The higher standards are not the focus. The whole point of the activity is the rejection. The goal is to find more things “problematic.”
It’s a motte-and-bailey argument. The motte, the mild and easily defended argument, is: People shouldn’t be annoying each other on purpose. They should put just a minimal amount of effort into complying with these new rules, to avoid offense. Unfortunately this comes attached to a whole slew of baileys, as reliable as a thunderclap following the lightning. Ignorance is no excuse. If you don’t follow these rules we made up, you’re unfit. Your shortcoming must be deliberate. It must prove something deficient in your character, irredeemable. And if you occupy a position of authority, profit or honor then you must be unfit for that and the rest of us have to separate you from it.
We can’t continue down this road.
Ultimately we’re going to have to admit society took a wrong turn, quite a ways back. This is a tough thing to admit, because it all started with “It’s a sign of bad character to treat a black fellow differently from the way you’d treat his white counterpart.” Which is true. Progressives want all the credit for guiding us out of that sort of discrimination. Well, a lot of people gave it up without progressivism helping them, and a lot of people never started on it. But more importantly: It’s not a manners thing. Can we admit that now? That’s a “make society go” thing, a “the American dream is for everybody” thing. A don’t-be-stupid thing.
Very subtle difference but an important one. You can be a rude cluck and concede that the American dream is for everyone. Manners were not on the bill.
We goofed way back there. Nowadays, it’s many times a year progressives have new ideas for our ever-evolving “manners.”
Whoever proposes a bold change for all of us, should be ready to deal with rejection. The bolder the change, the greater the readiness, and the bigger the problems that emerge if the readiness is not there. Now we’re armpits deep in this wreckage of progressives telling us “The change we have in mind for today, is [blank]”…and they’re entirely unready to deal with any dissent, or even any questions. To the contrary. We’ve become accustomed to their readiness for the opposite, to destroy anybody who so much as hesitates to go along, let alone those who refuse to do so.
This is unmaintainable even if the progressive ideas are good.

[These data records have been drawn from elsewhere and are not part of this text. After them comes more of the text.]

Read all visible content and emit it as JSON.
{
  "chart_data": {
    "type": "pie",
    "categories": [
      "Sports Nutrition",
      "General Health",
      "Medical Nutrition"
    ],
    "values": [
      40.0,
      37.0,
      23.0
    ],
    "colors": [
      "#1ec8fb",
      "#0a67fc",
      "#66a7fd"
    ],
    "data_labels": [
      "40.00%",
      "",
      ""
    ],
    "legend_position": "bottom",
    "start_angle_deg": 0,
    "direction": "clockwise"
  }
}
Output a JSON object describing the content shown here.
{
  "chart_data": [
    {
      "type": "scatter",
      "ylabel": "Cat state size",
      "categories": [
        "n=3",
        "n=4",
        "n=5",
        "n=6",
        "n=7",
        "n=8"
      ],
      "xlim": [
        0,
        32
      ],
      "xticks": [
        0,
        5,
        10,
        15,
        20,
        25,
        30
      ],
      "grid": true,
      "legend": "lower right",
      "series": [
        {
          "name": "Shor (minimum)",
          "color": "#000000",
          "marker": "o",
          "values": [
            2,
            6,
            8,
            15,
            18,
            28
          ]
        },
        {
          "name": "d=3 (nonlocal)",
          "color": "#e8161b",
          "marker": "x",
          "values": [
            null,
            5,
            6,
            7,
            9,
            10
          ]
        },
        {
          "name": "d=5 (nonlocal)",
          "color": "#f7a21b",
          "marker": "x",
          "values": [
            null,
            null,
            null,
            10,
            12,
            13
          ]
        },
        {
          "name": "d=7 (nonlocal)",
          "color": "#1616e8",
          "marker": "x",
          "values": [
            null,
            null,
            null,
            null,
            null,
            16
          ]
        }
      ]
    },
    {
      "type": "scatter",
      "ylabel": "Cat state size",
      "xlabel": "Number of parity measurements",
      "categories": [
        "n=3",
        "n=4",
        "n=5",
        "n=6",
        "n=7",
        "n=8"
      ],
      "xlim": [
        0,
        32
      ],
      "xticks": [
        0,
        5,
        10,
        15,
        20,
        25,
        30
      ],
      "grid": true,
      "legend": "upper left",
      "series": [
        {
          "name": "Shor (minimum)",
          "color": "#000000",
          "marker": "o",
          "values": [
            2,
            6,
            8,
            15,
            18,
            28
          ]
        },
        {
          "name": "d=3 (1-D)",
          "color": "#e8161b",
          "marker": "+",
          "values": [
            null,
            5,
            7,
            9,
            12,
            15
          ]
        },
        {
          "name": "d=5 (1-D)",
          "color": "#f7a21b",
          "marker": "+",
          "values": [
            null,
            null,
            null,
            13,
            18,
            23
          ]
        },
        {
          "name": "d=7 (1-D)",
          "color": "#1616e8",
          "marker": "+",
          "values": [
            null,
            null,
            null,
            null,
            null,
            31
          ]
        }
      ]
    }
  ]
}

A pattern has emerged in which, the more impractical and extravagant the progressive idea, the harsher the social penalties to be lowered on those who resist. We have to pretend men can get pregnant now. Use the pronouns. Go to the training. Our ability to earn money to pay our mortgages, utilities and grocery bills depends on accepting the falsehoods.
We’re running out of road.
We shouldn’t have put progressives in charge of manners. It’s not their thing anyway. Their agenda is not for people to be better mannered or less offensive to each other. They thrive on the offense. They aren’t about manners. They are about control.
We’ve accepted clear and obvious falsehood, and now we’re paying the penalty.